Pectin is an anionic heteropolysaccharide that is present in vegetable cell walls. Pectin is particularly predominant in fruit peels, especially in citrus peel and apple pomace, but also in passion fruit rind, pomelo, and banana peel [1]. The pectin backbone chain comprises α-(1,4)-linked D-galacturonic acid (GalA) residues [2] (mainly homogalacturonan (HG), rhamnogalacturonan I (RG-I), rhamnogalacturonan (RG-II)) linked by α 1-4 glycosidic bond. The homogalacturonan (HG) is the most abundant and linear domain (around 60%).
The carbon 6 of the D-galacturonic acid residues can be methyl-esterified (COOCH3) or carboxylated (COO, in its deprotonated form). It also can be acetylated at the O-2 and/or O-3 position of the GalA residues, although this is less common [2]. Depending on the ratio of the methyl-esterification of these residues, pectin shows a different esterification degree (DE).
Carboxyl groups are hydrophilic and can coordinate with metal ions, whereas methyl-esterified are phobic. Therefore, by maximizing the number of COO (i.e., low degree of esterification), the adsorption efficiency against metal ions is much higher than pectin with a high amount of COOCH3 groups.
DE is a magnitude that is related to the gelling mechanism of pectin. It classifies pectin into two groups: high methoxyl pectins (HM), where more than 50% of the galacturonic acid residues are esterified, and low methoxyl (LM) pectins, where less than 50% of the galacturonic acid residues are methoxylated. Independent of the DE, pectin is a water-soluble biopolymer. Therefore, it should become insoluble to be used as an adsorbent in aqueous environments. This can be achieved by cross-linking the pectin with various cross-linking agents, as described in the next section.
Pectin sources (i.e., the plant used to extract pectin) strongly influence the galacturonic acid content and the degree of methoxylation obtained after extraction [3][4]. These two variables directly affect pectin’s ability to form a gel. The most common sources of pectin are apple pomace and citrus peels. Whereas the galacturonic acid content for apple pomace is between 20 and 44%, and the orange peel has been higher in comparison.
There are different extraction methods to isolate pectin from vegetables, which also affect the structure of the pectin, and it involves several steps (pretreatment, extraction, purification, concentration, precipitation, drying, and standardization) [5]. The preferable method is to mix the cell-wall materials in hot or cold acidified water [6][7] because the highest extraction yield is achieved. It is also possible to add chelating agents [8] such as cyclohexane-diamine-tetra acetic acid (CDTA), oxalate, or ethylene-diamine-tetra acetic acid (EDTA) to promote the release of pectin. On the other hand, if instead an acidic alkaline extraction is used, the length of the galacturonic acid, the methoxylation degree (DM), and acetylation (DA) decrease [9].

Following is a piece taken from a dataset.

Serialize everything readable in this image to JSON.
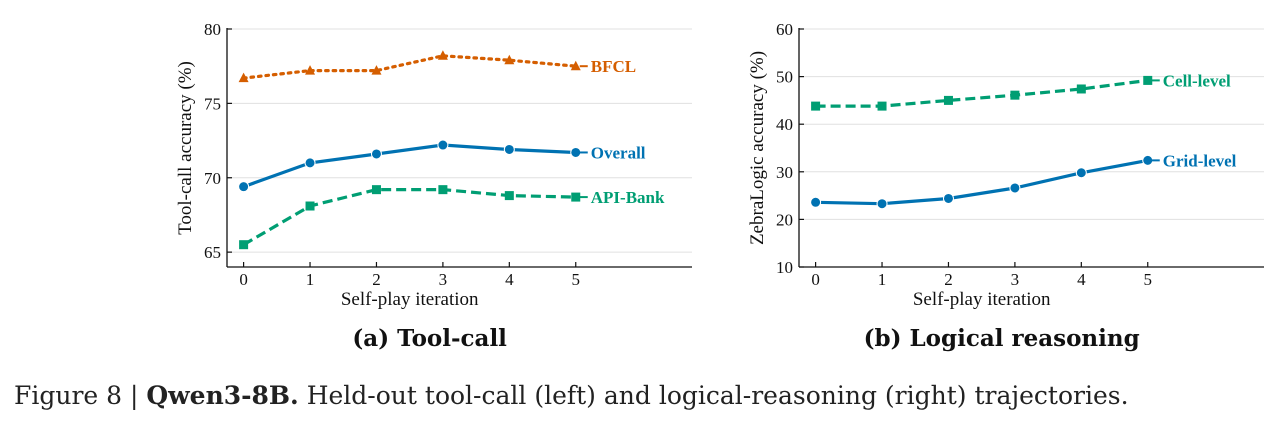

The possible uses of pectin in different industries are abundant and of different natures, mainly in the health and pharmacy sector, food applications, and packaging. As pectin is a natural component of vegetables and fruits, it is an exceptionally safe multifunctional food additive (E440) that is used, for example, as a texturizer or gelling agent. In addition, pectin is popular in several scientific fields because of its availability, safety, relatively low price, and functionality. Specific structural attributes developed by pectin’s functional groups or the attachment of chemicals on the molecule make it a good candidate for several purposes, such as food innovations [10], nutritional remediation [11], drug delivery [12], illness treatment [13], tissue engineering [14], and other approaches [15]. Notably, pectin is resistant to gastrointestinal hydrolyzing enzymes and acidic/alkaline media, which favors its application in colon delivery via an oral route under a specific condition.
In particular, pectin, with a low level of esterification, also has a high application value and broad application prospects as a functional food ingredient [16]. It also has been studied as a forthcoming biomaterial for tissue engineering and biomedical applications [17]. Pectin films have also been used in packaging, although there are some limitations because of their inadequate mechanical properties and high hydrophilicity of the pectin films [18][19]. This issue can be solved by blending with other polymers [20] or incorporating cross-linkers and/or filler material [21].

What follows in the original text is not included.